„Betreten verboten“.
Etwas an jenem Ort ließ ihn innehalten. Da war… Kraft zu finden in den tosenden Wassermassen, die durch das Wasserkraftwerk strömten. Der innere Widerstand, der Drang zur Konformität mit Regelungen, war heute nur seltsam abgeschwächt in ihm zu vernehmen. Und so folgte er ihr. Über den unter dem Andrang der durch tagelangen Regen und der einsetzenden Schneeschmelze angeschwollenen Fluten leicht schwankende Übergang aus Beton. Auf jene kleine mit Felsen bestückte Insel. Inmitten alles mitreißender Wassermassen, im Auge jenes Sturms, ließen sie sich nieder.
Hier, eigentümlich entrückt jener Welt des Alltäglichen, schien das Unaussprechliche Form annehmen zu können: Er hatte damals einen ungerechten Frieden akzeptiert, um jenen zu schützen, den er sich bedingungslos zu lieben verpflichtet wähnte. Nicht weil er Angst vor seinem Gegenüber gehabt hatte. Sondern weil er Angst davor gehabt hatte, was er jenem antun mochte, würde er all die Wut und Empörung an die Oberfläche treten lassen. Warum unterdrückte er all dies seit Jahren, warum wendete er dermaßen viel Energie darauf auf, die Konfrontation zu verhindern, auch wenn es ihn offensichtlich körperlich wie seelisch schleichend vernichtete? Da war Raum in ihrem fragenden Blick, Raum für die ganze Wahrheit.
„Weil ich kein Mörder sein will“, gestand er ihr stockend, entsetzt über die Macht seiner inneren Bilder. „Und er womöglich die Wahrheit nicht ertragen kann.“
Plötzlich war ihm, als müsse er in den Fluss. Zum Fluss werden. Entledigte sich seiner Schuhe, trat einige Schritte hinaus in die Fluten.

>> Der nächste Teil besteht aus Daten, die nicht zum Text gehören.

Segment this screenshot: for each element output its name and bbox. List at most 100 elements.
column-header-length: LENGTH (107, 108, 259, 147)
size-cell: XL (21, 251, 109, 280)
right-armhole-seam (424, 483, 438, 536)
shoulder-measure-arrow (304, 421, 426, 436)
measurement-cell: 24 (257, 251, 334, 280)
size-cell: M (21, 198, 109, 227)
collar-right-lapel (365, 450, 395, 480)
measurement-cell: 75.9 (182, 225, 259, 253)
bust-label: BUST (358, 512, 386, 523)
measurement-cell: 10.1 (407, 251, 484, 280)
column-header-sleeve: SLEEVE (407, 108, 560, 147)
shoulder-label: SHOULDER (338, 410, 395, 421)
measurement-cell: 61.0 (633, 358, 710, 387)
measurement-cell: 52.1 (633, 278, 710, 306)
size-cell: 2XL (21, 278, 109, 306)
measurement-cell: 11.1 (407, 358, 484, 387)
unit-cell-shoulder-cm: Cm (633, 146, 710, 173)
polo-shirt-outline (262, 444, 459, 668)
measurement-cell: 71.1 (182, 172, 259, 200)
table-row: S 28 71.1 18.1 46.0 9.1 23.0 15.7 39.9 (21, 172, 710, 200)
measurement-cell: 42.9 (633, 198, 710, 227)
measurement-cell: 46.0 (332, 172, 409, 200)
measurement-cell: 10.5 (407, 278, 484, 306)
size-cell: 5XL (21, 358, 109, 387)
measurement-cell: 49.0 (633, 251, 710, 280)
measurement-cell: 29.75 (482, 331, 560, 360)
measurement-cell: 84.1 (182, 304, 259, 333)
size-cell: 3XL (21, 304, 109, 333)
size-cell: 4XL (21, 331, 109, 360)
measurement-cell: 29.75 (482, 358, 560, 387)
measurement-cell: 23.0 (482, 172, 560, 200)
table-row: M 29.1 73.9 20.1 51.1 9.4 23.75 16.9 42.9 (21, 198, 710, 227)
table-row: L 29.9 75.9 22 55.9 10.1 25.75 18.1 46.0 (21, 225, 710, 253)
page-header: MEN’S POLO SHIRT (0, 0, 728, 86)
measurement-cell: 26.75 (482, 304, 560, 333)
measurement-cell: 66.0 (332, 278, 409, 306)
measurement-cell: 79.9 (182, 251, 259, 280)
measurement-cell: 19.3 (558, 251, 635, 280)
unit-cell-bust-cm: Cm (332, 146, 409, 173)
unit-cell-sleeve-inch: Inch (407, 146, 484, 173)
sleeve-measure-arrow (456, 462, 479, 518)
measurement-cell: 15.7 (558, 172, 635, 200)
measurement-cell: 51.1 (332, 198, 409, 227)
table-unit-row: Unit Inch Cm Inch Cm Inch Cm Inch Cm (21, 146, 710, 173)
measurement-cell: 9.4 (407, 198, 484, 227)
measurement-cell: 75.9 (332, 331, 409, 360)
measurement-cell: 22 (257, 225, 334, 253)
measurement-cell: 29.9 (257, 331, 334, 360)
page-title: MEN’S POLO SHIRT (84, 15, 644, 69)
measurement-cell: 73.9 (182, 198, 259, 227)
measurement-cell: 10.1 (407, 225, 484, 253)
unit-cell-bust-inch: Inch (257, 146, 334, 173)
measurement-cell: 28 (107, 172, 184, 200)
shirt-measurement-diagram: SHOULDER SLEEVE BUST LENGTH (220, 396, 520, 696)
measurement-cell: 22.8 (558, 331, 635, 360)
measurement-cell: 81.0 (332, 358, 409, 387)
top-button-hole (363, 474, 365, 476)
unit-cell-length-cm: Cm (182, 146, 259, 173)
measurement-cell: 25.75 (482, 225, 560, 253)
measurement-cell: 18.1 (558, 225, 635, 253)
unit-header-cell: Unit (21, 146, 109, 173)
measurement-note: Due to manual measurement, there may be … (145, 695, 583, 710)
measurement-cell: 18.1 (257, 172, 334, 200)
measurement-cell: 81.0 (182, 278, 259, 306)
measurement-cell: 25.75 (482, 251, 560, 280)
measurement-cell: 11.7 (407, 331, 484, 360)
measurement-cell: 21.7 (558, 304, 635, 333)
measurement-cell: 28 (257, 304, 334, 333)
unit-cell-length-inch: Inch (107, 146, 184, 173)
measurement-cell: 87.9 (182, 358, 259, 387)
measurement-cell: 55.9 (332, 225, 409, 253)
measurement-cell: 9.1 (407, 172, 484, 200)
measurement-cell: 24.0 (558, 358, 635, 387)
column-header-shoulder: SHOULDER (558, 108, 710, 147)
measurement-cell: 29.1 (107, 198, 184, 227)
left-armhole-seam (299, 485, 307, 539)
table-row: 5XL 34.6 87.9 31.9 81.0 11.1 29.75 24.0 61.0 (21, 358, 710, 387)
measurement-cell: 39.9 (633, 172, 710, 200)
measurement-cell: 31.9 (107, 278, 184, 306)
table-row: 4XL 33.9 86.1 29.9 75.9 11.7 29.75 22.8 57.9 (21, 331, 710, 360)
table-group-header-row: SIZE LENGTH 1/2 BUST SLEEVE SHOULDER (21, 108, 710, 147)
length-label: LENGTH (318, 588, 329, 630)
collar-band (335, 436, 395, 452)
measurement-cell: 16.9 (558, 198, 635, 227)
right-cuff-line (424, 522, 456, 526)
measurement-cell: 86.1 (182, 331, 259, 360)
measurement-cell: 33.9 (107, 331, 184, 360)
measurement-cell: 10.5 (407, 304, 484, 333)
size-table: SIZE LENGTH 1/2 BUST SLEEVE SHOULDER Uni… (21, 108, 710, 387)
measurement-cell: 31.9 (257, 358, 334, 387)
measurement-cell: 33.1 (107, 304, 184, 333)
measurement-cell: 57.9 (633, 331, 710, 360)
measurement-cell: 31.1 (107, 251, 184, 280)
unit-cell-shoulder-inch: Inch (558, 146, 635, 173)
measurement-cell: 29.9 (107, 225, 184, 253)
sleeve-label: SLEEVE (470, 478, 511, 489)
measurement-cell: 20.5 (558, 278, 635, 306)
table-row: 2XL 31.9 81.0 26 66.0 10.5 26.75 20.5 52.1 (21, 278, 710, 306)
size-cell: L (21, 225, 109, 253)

„Schrei es heraus!“, versuchte sie ihm Mut zu schenken.
„Ich tu mir so schwer mit sowas!“, rief er verzagt zurück. Nahm einige Steine aus dem Flussbett, spielte mit ihnen herum. Bemerkte, wie sich seine Atmung mit dem Auf und Ab des Flusses einzustimmen begann. Das Wasser mochte eisig kalt sein, aber Äußeres wurde ihm zunehmend egal.
„RAAAAAAAAAAAAAAAAAAAAAAAAAAH!“ ertönte es hinter ihm. Sie war mit ihm. Schenkte ihm Kraft, Mut.
„RAAAAAAAAAAAAAAAAAAAAAAAAAAAAAAAAAAH!“, erklang es erneut hinter ihm. Er begann zu schwanken, tiefer in den Fluss zu stolpern. Die Jeans hatte er bis zu den Knien aufgerollt gehabt, um sich nicht zu erkälten. Aber alle weise Voraussicht begann zunehmend an Wichtigkeit zu verlieren, während Vergangenheit und Zukunft zusammenschrumpften, bis sie in einem einzigen Punkt, der Gegenwart, kulminierten. Nun stand er fast bis zur Hüfte in den tosenden Wassermassen. Bekam endlich einen größeren Stein zu fassen, berührte Grund, spürte Kraft in der resultierenden Gegenkraft.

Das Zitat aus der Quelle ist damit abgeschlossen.